Oh really? Where was I, what was happening? Too much info. It felt completely wrong.
Sirens, two police cars screeching up from opposite directions to stop at the gate.
‘I’m sorry,’ the Chris said, ‘but we have to go now,’ pulling me while the woman watched.
The police, in their black, getting out of their cars, coming through the gate, walking in unison, coming for us, talking to the woman: ‘We’ll take it from here.’ The Chris ran off, left me there. The ‘police’ grabbed me, dragged me out through the open gate towards their waiting cars. ‘No,’ I said, because from out there in the road I could see what hadn’t been there before: barricades closing off the road ahead, police lines and cordons around a yellow camper van parked a hundred metres down from the Fiesta by the field side, their rainbow stickers in the back window, four sheeted shapes laid out on the road in front of me, two big, one small and one tiny, Poppy’s blue bunny at the window closest to me.
Was it what it was supposed to be? The ‘police’ pulled me towards a car.

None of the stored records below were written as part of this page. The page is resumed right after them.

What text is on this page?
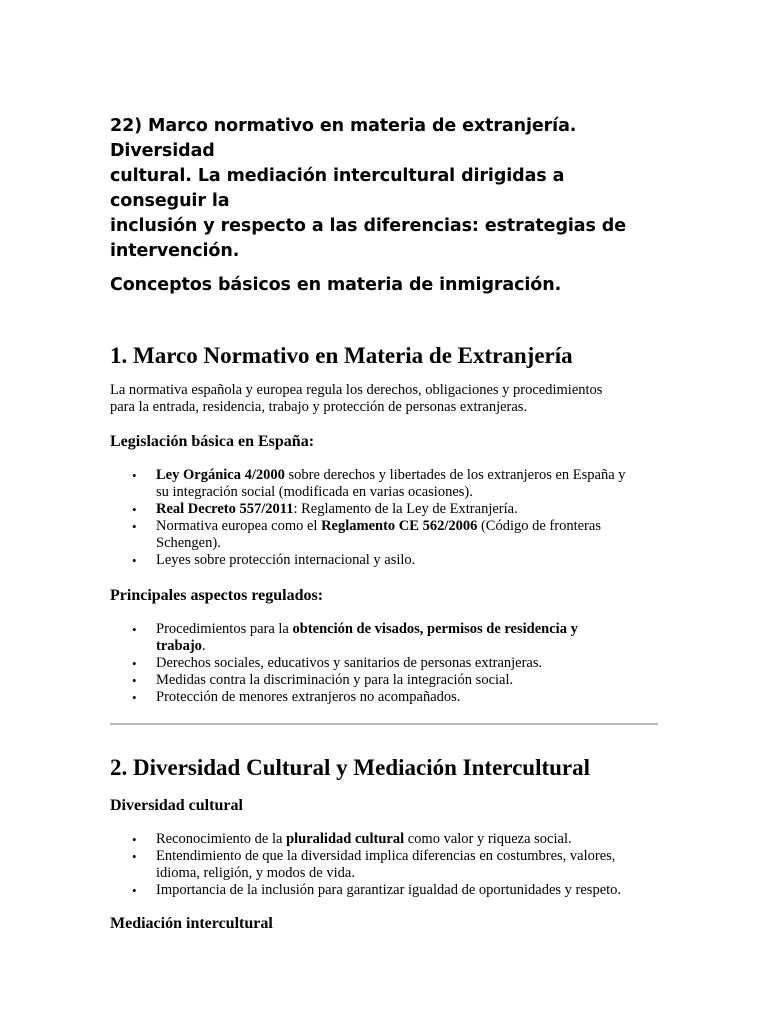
22) Marco normativo en materia de extranjería. Diversidad
cultural. La mediación intercultural dirigidas a conseguir la
inclusión y respecto a las diferencias: estrategias de
intervención.
Conceptos básicos en materia de inmigración.
1. Marco Normativo en Materia de Extranjería

La normativa española y europea regula los derechos, obligaciones y procedimientos
para la entrada, residencia, trabajo y protección de personas extranjeras.

Legislación básica en España:
• Ley Orgánica 4/2000 sobre derechos y libertades de los extranjeros en España y
su integración social (modificada en varias ocasiones).
• Real Decreto 557/2011: Reglamento de la Ley de Extranjería.
• Normativa europea como el Reglamento CE 562/2006 (Código de fronteras
Schengen).
• Leyes sobre protección internacional y asilo.
Principales aspectos regulados:
• Procedimientos para la obtención de visados, permisos de residencia y
trabajo.
• Derechos sociales, educativos y sanitarios de personas extranjeras.
• Medidas contra la discriminación y para la integración social.
• Protección de menores extranjeros no acompañados.
2. Diversidad Cultural y Mediación Intercultural
Diversidad cultural
• Reconocimiento de la pluralidad cultural como valor y riqueza social.
• Entendimiento de que la diversidad implica diferencias en costumbres, valores,
idioma, religión, y modos de vida.
• Importancia de la inclusión para garantizar igualdad de oportunidades y respeto.
Mediación intercultural
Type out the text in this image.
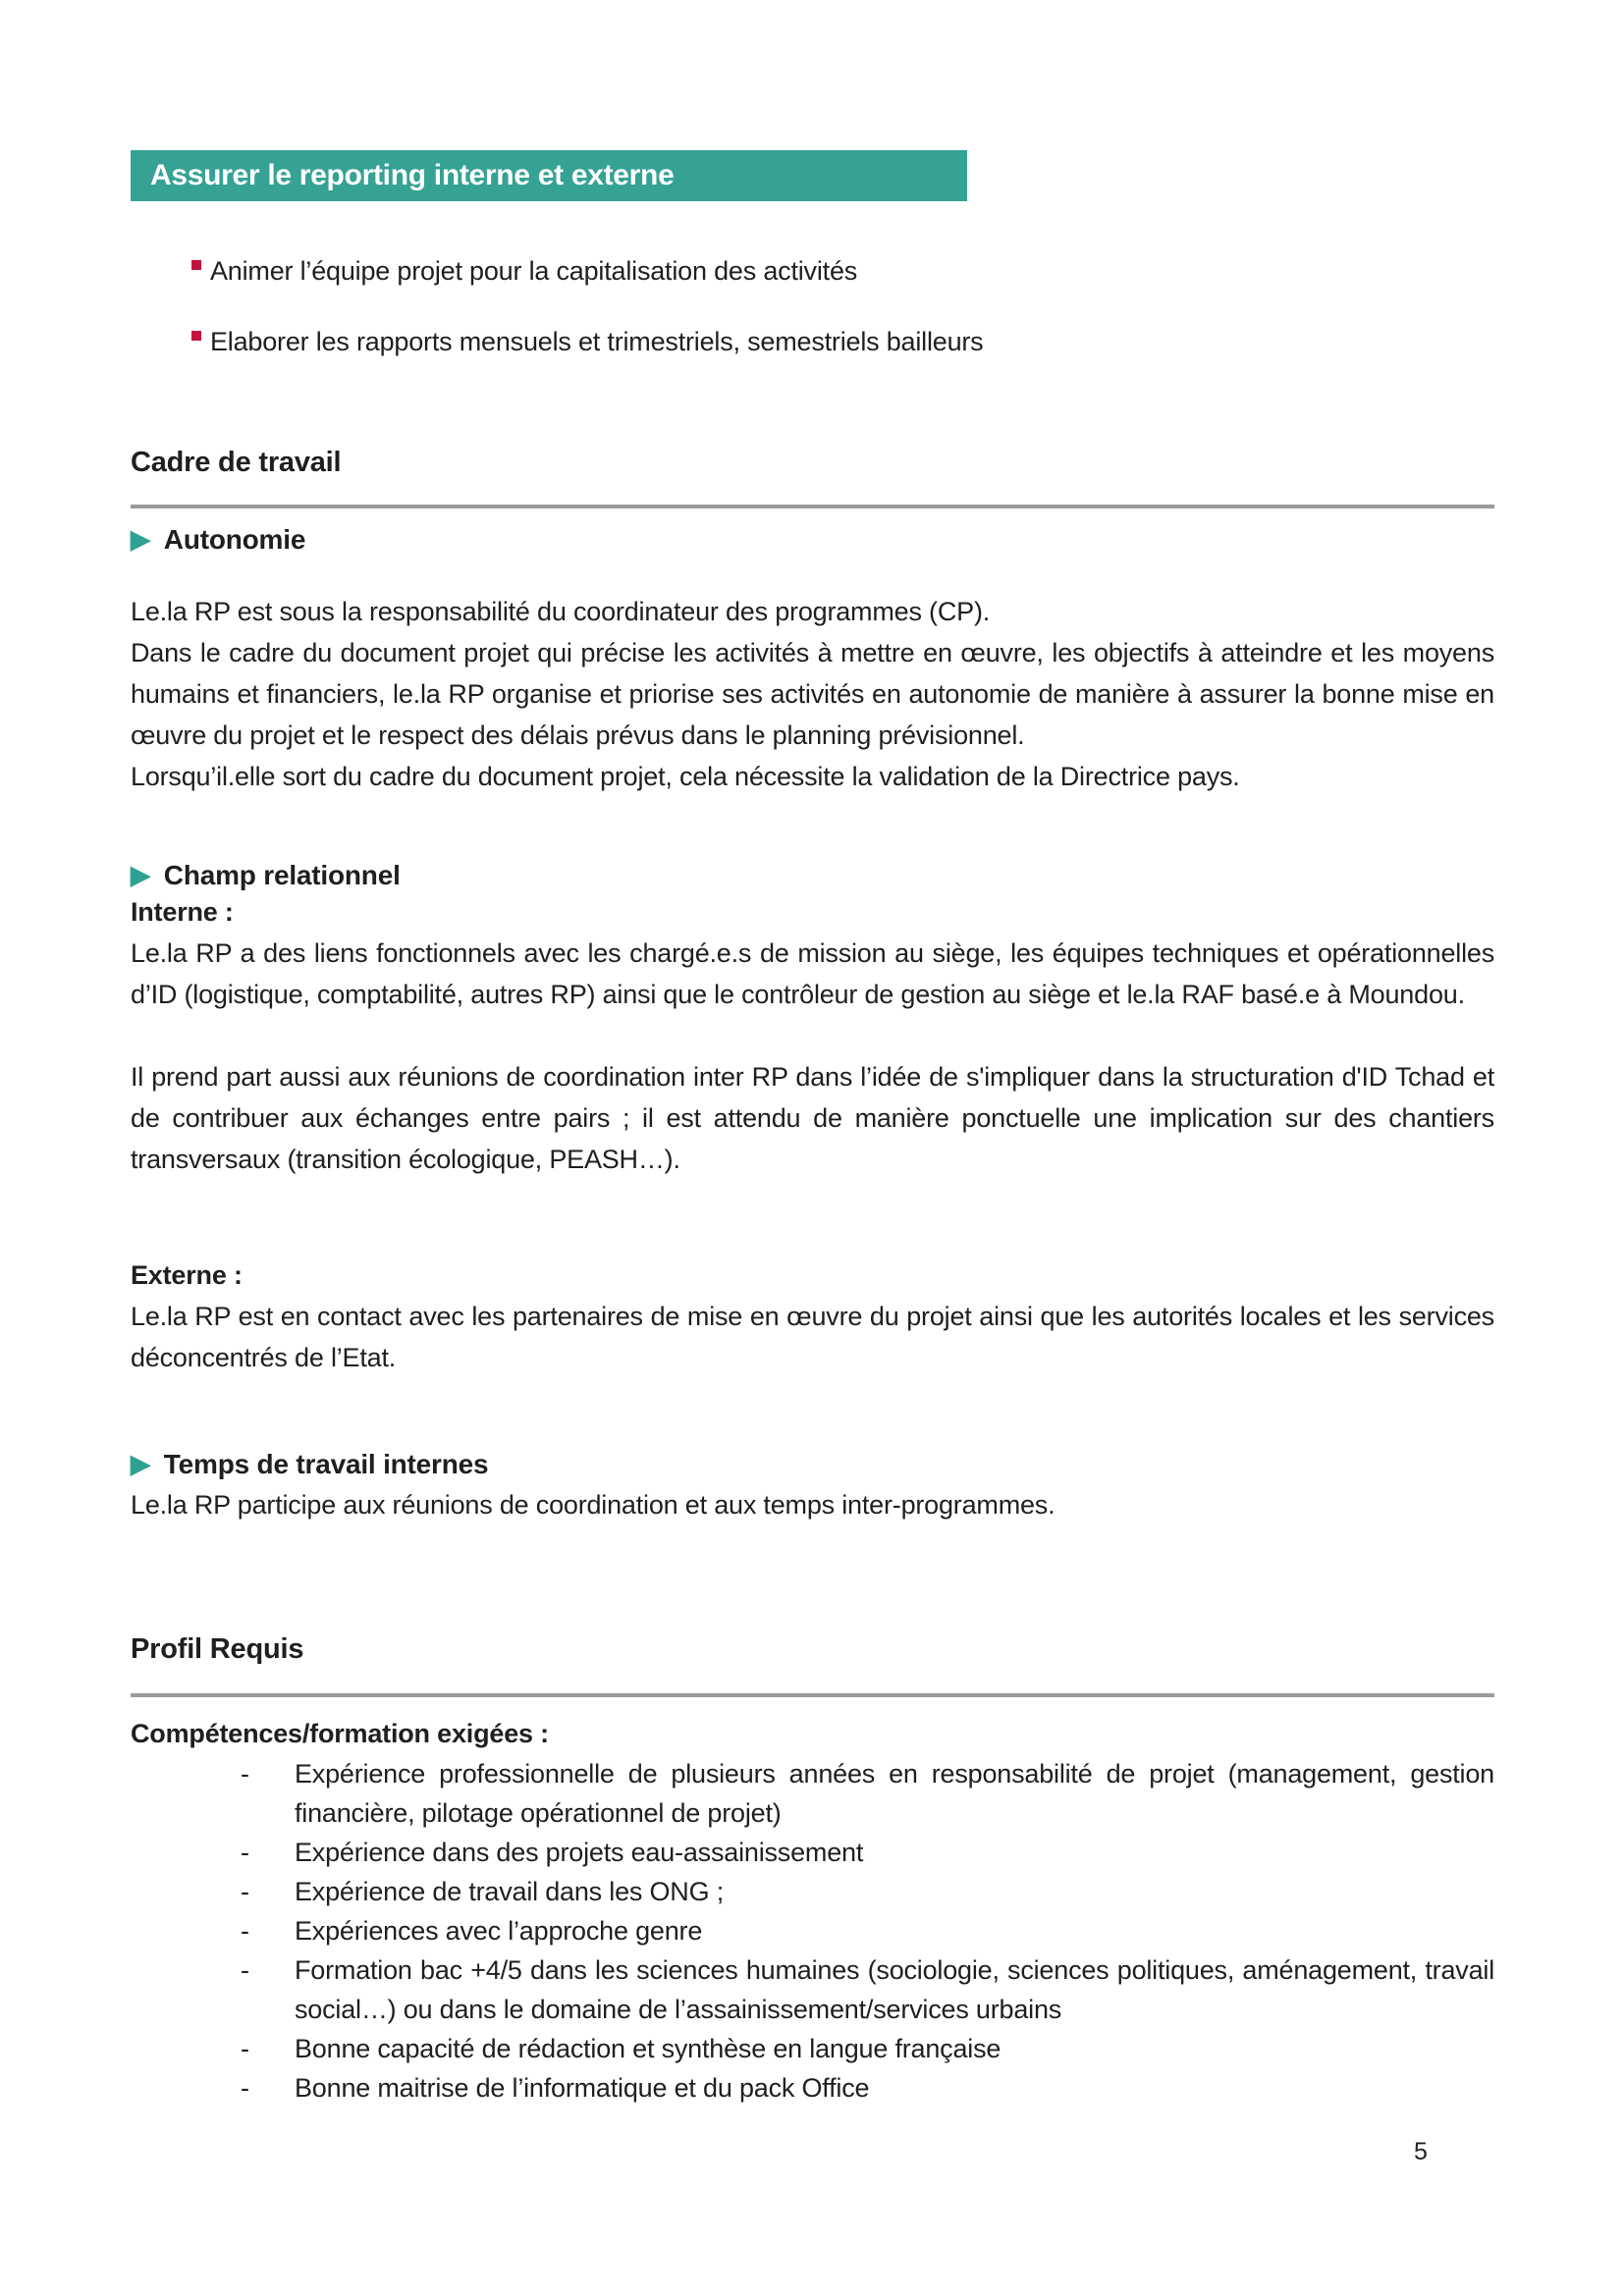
Assurer le reporting interne et externe
Animer l’équipe projet pour la capitalisation des activités
Elaborer les rapports mensuels et trimestriels, semestriels bailleurs
Cadre de travail
▶ Autonomie

Le.la RP est sous la responsabilité du coordinateur des programmes (CP).

Dans le cadre du document projet qui précise les activités à mettre en œuvre, les objectifs à atteindre et les moyens humains et financiers, le.la RP organise et priorise ses activités en autonomie de manière à assurer la bonne mise en œuvre du projet et le respect des délais prévus dans le planning prévisionnel.

Lorsqu’il.elle sort du cadre du document projet, cela nécessite la validation de la Directrice pays.

▶ Champ relationnel
Interne :

Le.la RP a des liens fonctionnels avec les chargé.e.s de mission au siège, les équipes techniques et opérationnelles d’ID (logistique, comptabilité, autres RP) ainsi que le contrôleur de gestion au siège et le.la RAF basé.e à Moundou.

Il prend part aussi aux réunions de coordination inter RP dans l’idée de s'impliquer dans la structuration d'ID Tchad et de contribuer aux échanges entre pairs ; il est attendu de manière ponctuelle une implication sur des chantiers transversaux (transition écologique, PEASH…).

Externe :

Le.la RP est en contact avec les partenaires de mise en œuvre du projet ainsi que les autorités locales et les services déconcentrés de l’Etat.

▶ Temps de travail internes

Le.la RP participe aux réunions de coordination et aux temps inter-programmes.

Profil Requis
Compétences/formation exigées :
-	Expérience professionnelle de plusieurs années en responsabilité de projet (management, gestion financière, pilotage opérationnel de projet)
-	Expérience dans des projets eau-assainissement
-	Expérience de travail dans les ONG ;
-	Expériences avec l’approche genre
-	Formation bac +4/5 dans les sciences humaines (sociologie, sciences politiques, aménagement, travail social…) ou dans le domaine de l’assainissement/services urbains
-	Bonne capacité de rédaction et synthèse en langue française
-	Bonne maitrise de l’informatique et du pack Office
5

A shriek and then Chris sprang at them from low in the bushes next to us, whacked them in the knees with a coin stick wielded from above his head, whacked one of them on the head. I saw blood, a crumpled face. That was real. They buckled, let me out of their grip a fraction. Chris seized me, pulled me, tore me back through his bush into the field beyond twisting us up, clutching his head. He pulled me on through bushes and mud while I screamed, pulling me on and through and past bog and reeds beyond the sirens towards the lake and the setting sun.
19
At the water’s edge was a green boathouse with a wooden boat and dark water for a floor. Inside he slapped me till I stopped shouting or doing anything. Nothing seemed real but something terrible was happening. Noise and glint of police with torches and dogs.